The ‘king’ of Britain’s migrant hotels is raking in £4.8million per day and may become a billionaire from the money earned through housing immigrants in the UK.
Graham King, a former caravan park and disco tycoon, was catapulted onto the Rich List this year after cashing in on accommodating and transporting arrivals due to the UK’s migrant crisis.
The 57-year-old – who has an estimated net worth of £750million – owns an Essex business which was paid £1.74billion last year and claimed this was due to the increase in refugees.
He is expected to become Britain’s first immigration industry billionaire because he has a contract with the Home Office that will last until September 2029.
Clearsprings Ready Homes, which houses migrants in hotels, unused military barracks and flats, had an income increase of £400million in just 12 months.
According to The Times, a company report shows it made a profit of £91.2million last year and paid £90million in dividends to a company controlled by King, ‘mainly to the provision of accommodation, support and transport to asylum-seekers’.
Contracts to house asylum seekers have become far more expensive due to a shortage of accommodation.
Taxpayers are paying between £127 and £148 a day to house them, which is a total of £8million per day.
But the government has said it will cut back on spending on ‘asylum hotels’ which may impact King’s business.
Some contract-holders have also been slammed for the conditions of the properties they use.
This includes Clearsprings – in 2021, two of its sites were criticised for being ‘decrepit’, ‘impoverished’ and ‘run-down’.
In 2023, 70 people, including children, slept outside in ‘protest’ after claiming they were put in small rooms without enough beds in two Clearsprings-run hotels in the capital.
At the turn of the century, King was running a caravan park in Canvey Island, Essex, with his brother.
He branched out after a disco he ran lost its licence and he suggested he could use the building – a former cinema – to house refugees instead.
Since launching his property firm in 1999, King has won a series of lucrative government contracts to provide short-term accommodation, mostly for asylum seekers.
His firm made the news when a council chose to house benefit claimants in its caravans.
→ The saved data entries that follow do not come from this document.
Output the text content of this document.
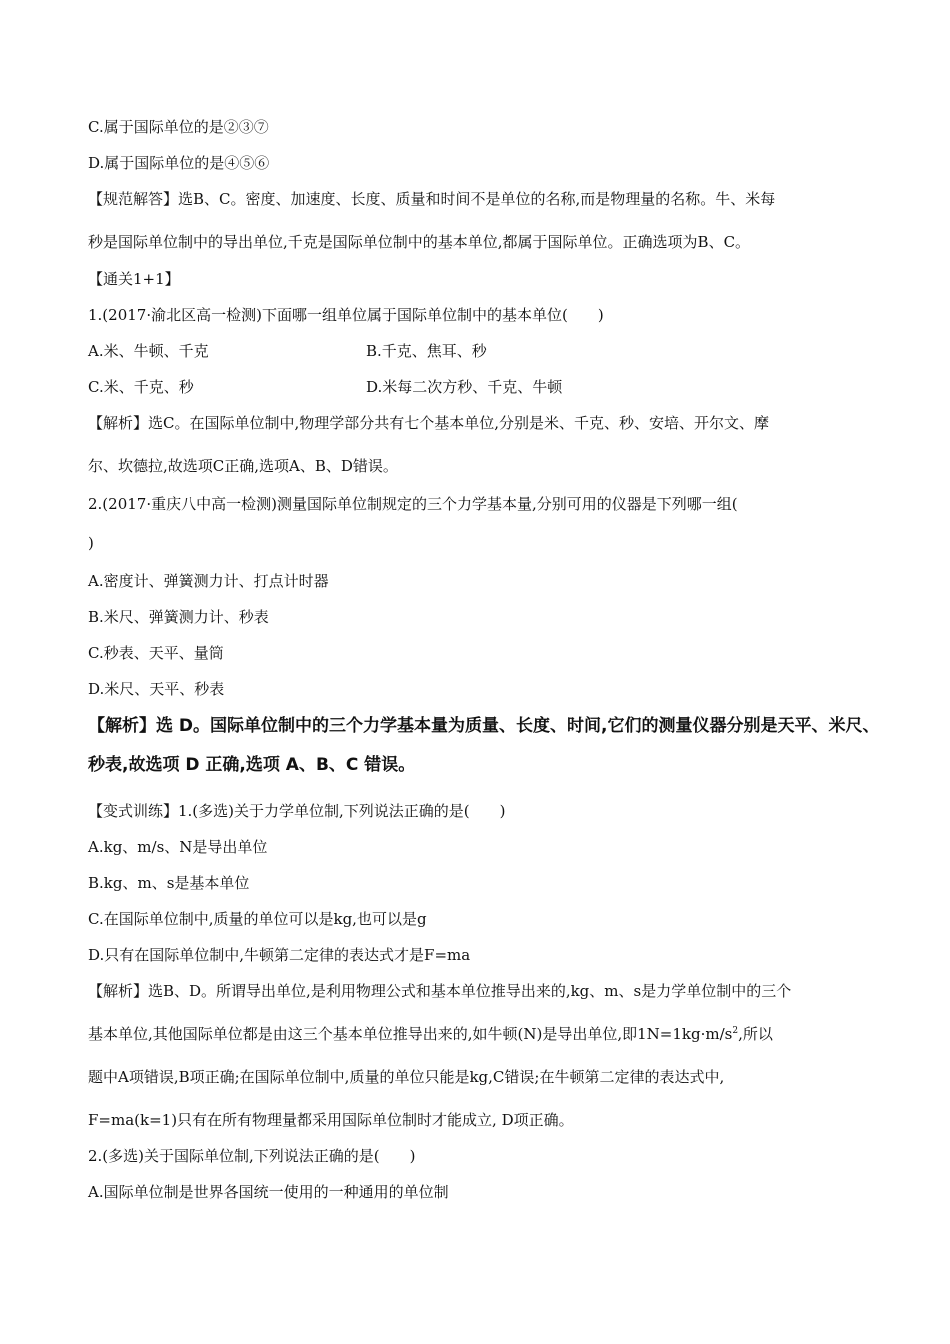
C.属于国际单位的是②③⑦
D.属于国际单位的是④⑤⑥
【规范解答】选B、C。密度、加速度、长度、质量和时间不是单位的名称,而是物理量的名称。牛、米每
秒是国际单位制中的导出单位,千克是国际单位制中的基本单位,都属于国际单位。正确选项为B、C。
【通关1+1】
1.(2017·渝北区高一检测)下面哪一组单位属于国际单位制中的基本单位(　　)
A.米、牛顿、千克	B.千克、焦耳、秒
C.米、千克、秒	D.米每二次方秒、千克、牛顿
【解析】选C。在国际单位制中,物理学部分共有七个基本单位,分别是米、千克、秒、安培、开尔文、摩
尔、坎德拉,故选项C正确,选项A、B、D错误。
2.(2017·重庆八中高一检测)测量国际单位制规定的三个力学基本量,分别可用的仪器是下列哪一组(
)
A.密度计、弹簧测力计、打点计时器
B.米尺、弹簧测力计、秒表
C.秒表、天平、量筒
D.米尺、天平、秒表
【解析】选 D。国际单位制中的三个力学基本量为质量、长度、时间,它们的测量仪器分别是天平、米尺、
秒表,故选项 D 正确,选项 A、B、C 错误。
【变式训练】1.(多选)关于力学单位制,下列说法正确的是(　　)
A.kg、m/s、N是导出单位
B.kg、m、s是基本单位
C.在国际单位制中,质量的单位可以是kg,也可以是g
D.只有在国际单位制中,牛顿第二定律的表达式才是F=ma
【解析】选B、D。所谓导出单位,是利用物理公式和基本单位推导出来的,kg、m、s是力学单位制中的三个
基本单位,其他国际单位都是由这三个基本单位推导出来的,如牛顿(N)是导出单位,即$1N=1kg\cdot m/s^2$,所以
题中A项错误,B项正确;在国际单位制中,质量的单位只能是kg,C错误;在牛顿第二定律的表达式中,
F=ma(k=1)只有在所有物理量都采用国际单位制时才能成立, D项正确。
2.(多选)关于国际单位制,下列说法正确的是(　　)
A.国际单位制是世界各国统一使用的一种通用的单位制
It was also in the firing line when inspectors found it was putting up asylum seekers in ‘decrepit’ and ‘run-down’ conditions at a former barracks in Kent and an Army camp in Pembrokeshire.
Inspectors said about a third of the residents consulted claimed to have mental health problems and inspectors found there to be ‘fundamental failures of leadership and planning’.
King’s wealth has put his son and daughter through a £44,000-a-year boarding school and funded the family’s globe-trotting holidays and Alpine ski trips.
His daughter Catalina is studying to be an artist and her creations include £10 prints bearing the slogan ‘Will trade racists for refugees’.
King was ranked as the 173rd richest person in Britain in the Sunday Times Rich List for 2024 – but vowed to climb even higher by next year.
The King family comes from Canvey Island, Essex, where Graham’s father Jack King – a shed salesman from Romford – moved his young family in the early 1960s.
Entrepreneur and football fanatic Jack bought a failing caravan holiday park from the council and turned it into a successful mobile home business, Kings Park, which he sold for £32million in 2007, the Times reported.
King followed in his father’s footsteps and spent many years working for Jack – who also owned a taxi company, a car dealership and nightclubs hosting performers including Shirley Bassey and Tommy Cooper – before launching Clearsprings.
Most of the Kings have moved away from Canvey island. King’s mother passed away in the 1970s while his father died in 2016.
has approached Clearsprings for comment.